Tory opened her mouth, thought better of arguing and shut it again. ‘Fine. Just leave your phone on.’

Not a chance. He’d suddenly realised how bored he was, how dull and repetitive and endless his working life had become. He’d been in New York closing another deal, and he’d had six hours’ sleep in three days. He was tired, he was stifled, and he needed some down time.

And so now, today, just for a while, Nick Barron was slipping the leash.

CHAPTER ONE

IT WAS deathly quiet on the site.

Well, it would be, Georgie thought philosophically. She’d sent all the workmen home days ago, and if it wasn’t for the fact that she couldn’t sleep at night for worry, she wouldn’t have been here either, but she had nothing else to do and she’d cleaned the house to within an inch of its life since her father had gone into hospital, so she’d come down to go over the figures—again!—to see if there was a magic trick or two she’d missed.

There wasn’t.

She propped her head on her hands and sighed, staring out over the deserted site to the sea. No magic tricks, no way out, just the bank about to foreclose and her father’s health in ruins.

Not to mention her dreams.

She stood up and pulled on her coat. Sitting here was achieving nothing. She might as well check the buildings, make sure there hadn’t been any vandalism. She reached for the obligatory hard hat and wrinkled her nose. She hated the hat, but rules were rules.

Archie was at her heels, his stubby tail wriggling with enthusiasm, and his cheerful grin made her smile. ‘Come on, then, little man. Let’s go and check it all out.’

She shut the door of the site office, crossed the site in the biting March wind and unlocked the side door of the main house—the door that, without an unprecedented stroke of luck, would never now become her front door.

They climbed the stairs together, her footsteps echoing in the emptiness, Archie’s toenails clattering on the wooden treads, and finally they emerged into the room at the top of the big square tower. It wasn’t huge, but it was her eyrie, the room she’d hoped to have as her bedroom, with windows on three sides and the most stunning views over the bay and far out to sea.
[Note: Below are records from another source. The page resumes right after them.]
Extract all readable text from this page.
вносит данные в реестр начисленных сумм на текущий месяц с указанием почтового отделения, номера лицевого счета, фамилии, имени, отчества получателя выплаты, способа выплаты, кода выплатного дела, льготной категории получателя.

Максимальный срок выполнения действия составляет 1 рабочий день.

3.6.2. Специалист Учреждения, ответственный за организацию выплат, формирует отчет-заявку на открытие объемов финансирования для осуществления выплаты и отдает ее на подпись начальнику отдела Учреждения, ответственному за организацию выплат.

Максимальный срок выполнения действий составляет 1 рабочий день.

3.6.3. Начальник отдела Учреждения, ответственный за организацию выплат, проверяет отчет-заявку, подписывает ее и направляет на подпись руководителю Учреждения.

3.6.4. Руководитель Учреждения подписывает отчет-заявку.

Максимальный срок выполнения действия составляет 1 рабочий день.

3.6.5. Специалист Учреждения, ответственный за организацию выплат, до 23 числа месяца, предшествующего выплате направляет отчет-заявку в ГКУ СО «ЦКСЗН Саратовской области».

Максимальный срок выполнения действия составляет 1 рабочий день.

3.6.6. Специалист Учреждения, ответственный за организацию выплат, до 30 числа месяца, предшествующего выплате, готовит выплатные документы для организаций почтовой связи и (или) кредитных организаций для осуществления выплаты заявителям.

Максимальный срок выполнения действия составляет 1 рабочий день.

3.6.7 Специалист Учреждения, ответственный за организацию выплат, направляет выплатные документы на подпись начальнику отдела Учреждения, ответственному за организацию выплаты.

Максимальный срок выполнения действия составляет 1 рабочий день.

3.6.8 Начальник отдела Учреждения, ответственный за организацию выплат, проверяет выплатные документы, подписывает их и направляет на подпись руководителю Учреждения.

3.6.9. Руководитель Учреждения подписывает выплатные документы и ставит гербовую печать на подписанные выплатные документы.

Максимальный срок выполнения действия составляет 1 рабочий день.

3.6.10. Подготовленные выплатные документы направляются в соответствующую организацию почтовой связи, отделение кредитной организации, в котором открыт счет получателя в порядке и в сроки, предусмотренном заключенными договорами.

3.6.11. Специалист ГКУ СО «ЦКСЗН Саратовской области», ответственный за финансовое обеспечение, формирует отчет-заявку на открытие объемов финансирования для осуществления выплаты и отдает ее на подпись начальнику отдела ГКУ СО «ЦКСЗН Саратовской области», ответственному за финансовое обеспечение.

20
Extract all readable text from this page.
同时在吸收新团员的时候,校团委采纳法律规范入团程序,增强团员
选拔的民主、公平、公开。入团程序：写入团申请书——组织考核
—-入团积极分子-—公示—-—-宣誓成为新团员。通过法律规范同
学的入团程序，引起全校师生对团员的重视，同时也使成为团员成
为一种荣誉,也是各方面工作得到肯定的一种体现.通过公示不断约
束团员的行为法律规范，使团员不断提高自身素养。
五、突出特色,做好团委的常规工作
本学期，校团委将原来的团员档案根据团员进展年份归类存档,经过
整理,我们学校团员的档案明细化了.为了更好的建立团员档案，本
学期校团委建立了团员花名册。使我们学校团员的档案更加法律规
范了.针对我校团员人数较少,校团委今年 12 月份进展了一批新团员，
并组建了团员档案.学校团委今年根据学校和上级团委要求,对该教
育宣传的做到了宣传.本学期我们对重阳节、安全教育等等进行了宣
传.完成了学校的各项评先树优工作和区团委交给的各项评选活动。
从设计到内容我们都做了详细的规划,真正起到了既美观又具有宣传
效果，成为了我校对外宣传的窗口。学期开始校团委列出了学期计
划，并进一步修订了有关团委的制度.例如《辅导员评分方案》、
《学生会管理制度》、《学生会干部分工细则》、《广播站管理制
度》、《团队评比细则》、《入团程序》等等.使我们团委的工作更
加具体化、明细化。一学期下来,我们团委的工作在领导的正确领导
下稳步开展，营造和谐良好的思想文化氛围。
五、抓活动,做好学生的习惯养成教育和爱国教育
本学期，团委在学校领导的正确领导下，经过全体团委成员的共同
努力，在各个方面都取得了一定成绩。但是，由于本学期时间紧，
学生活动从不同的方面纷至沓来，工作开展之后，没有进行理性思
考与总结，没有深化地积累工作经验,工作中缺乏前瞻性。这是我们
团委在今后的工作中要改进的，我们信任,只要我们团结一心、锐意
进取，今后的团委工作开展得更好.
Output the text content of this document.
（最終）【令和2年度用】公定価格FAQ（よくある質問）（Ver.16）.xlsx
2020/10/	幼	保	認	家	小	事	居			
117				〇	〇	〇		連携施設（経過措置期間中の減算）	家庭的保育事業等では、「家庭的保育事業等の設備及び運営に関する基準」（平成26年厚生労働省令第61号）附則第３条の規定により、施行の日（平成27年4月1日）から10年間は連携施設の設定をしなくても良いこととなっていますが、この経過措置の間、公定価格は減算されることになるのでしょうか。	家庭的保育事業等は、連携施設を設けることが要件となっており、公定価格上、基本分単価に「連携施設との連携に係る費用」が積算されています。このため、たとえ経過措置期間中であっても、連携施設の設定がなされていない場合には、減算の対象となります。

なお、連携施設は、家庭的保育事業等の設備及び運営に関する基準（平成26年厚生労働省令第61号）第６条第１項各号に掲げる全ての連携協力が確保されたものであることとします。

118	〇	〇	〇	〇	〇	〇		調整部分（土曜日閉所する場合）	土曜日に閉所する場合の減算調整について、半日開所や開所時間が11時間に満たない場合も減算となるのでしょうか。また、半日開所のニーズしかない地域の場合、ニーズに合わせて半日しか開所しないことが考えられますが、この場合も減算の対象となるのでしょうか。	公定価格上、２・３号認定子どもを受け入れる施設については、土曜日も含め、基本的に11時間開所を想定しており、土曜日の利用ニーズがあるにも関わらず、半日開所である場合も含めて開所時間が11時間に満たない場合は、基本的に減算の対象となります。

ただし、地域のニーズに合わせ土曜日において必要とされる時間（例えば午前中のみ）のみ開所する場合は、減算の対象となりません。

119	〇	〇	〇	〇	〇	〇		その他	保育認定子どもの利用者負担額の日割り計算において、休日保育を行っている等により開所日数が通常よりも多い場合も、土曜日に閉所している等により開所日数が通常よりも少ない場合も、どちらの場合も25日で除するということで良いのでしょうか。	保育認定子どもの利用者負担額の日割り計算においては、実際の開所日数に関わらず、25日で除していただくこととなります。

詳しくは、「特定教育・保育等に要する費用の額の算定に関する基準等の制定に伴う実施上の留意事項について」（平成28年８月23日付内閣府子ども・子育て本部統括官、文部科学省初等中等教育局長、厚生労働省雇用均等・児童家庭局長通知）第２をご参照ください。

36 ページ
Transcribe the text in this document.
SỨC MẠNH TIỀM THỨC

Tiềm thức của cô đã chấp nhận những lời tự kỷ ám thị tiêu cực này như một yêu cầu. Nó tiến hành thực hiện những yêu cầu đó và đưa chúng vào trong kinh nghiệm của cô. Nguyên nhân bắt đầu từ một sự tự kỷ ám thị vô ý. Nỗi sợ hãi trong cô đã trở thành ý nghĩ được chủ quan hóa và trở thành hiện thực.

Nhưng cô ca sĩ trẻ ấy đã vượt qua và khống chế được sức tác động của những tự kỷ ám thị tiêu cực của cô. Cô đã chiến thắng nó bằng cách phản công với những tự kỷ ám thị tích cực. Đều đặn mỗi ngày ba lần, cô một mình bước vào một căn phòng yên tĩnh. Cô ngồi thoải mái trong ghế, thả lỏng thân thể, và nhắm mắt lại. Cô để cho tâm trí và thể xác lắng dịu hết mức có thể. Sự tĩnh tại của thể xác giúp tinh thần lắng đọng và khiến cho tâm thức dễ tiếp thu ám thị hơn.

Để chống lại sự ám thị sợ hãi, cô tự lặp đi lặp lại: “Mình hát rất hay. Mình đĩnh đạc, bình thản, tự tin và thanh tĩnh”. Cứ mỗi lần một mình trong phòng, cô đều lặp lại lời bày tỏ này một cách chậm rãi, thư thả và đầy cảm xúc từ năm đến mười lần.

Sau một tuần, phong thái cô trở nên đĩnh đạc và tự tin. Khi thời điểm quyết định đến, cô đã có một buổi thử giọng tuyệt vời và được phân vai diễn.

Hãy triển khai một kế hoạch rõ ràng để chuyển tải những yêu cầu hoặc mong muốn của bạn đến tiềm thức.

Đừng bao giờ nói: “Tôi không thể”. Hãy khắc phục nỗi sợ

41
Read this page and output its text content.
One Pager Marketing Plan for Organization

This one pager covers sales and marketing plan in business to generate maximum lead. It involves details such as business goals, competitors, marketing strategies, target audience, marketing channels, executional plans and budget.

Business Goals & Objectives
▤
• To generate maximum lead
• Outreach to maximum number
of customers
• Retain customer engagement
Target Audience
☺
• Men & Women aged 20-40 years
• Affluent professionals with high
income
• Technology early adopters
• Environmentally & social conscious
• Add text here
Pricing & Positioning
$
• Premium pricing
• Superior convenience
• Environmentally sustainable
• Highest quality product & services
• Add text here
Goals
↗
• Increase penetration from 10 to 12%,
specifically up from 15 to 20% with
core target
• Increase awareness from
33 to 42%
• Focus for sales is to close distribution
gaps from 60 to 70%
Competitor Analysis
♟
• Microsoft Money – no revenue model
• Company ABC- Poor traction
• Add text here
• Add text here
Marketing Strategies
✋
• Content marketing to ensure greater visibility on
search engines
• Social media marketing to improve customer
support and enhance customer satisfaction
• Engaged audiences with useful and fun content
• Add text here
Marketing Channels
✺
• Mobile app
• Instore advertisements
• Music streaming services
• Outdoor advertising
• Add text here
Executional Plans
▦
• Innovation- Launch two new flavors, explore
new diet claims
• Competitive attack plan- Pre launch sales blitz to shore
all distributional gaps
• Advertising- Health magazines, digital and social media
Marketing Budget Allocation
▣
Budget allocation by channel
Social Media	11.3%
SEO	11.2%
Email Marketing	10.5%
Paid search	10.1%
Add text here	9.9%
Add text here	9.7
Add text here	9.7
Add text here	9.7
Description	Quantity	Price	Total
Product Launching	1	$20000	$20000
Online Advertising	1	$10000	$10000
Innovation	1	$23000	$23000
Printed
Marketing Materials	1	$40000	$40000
It was also the best place to view the site, and she stared down over the mangled earth, the pegged-out footings, the half-finished coach-house conversions, the sanatorium as yet untouched, the chapel almost completely concealed by the trees that had grown up to surround it.

So much to do, so much potential—such a waste. Even if Broomfield came up with the money, the design was inherently flawed and horribly over-developed.

‘In your opinion,’ she reminded herself sternly. ‘You aren’t the only person in the world. Other people are allowed a say.’

Even if they had no vision, no imagination, no—no soul, dammit. She turned away in disgust, and her eye was caught by a lone figure standing on the edge of the lawn below the house, staring out over the sea.

‘Who’s that, Arch?’ she murmured, and the dog, picking up on her sudden stillness, flew down the stairs and out of the door, racing off across the site, barking his head off.

Rats. The last thing—absolutely the last thing—Georgie needed this morning was a visitor. She’d got yet more phone calls to make, because unless she could screw some kind of sensible answer out of Andrew Broomfield by the end of the day, the bank was going to take them to the cleaners.

Big time.

And now, she realised, running down the stairs after the dog, she had some random stranger wandering around all over her site, uninvited and unannounced, and the place was a minefield. The last thing—the other last thing, in fact—that she needed at the moment was someone slapping a lawsuit on her because he’d tripped over a brick!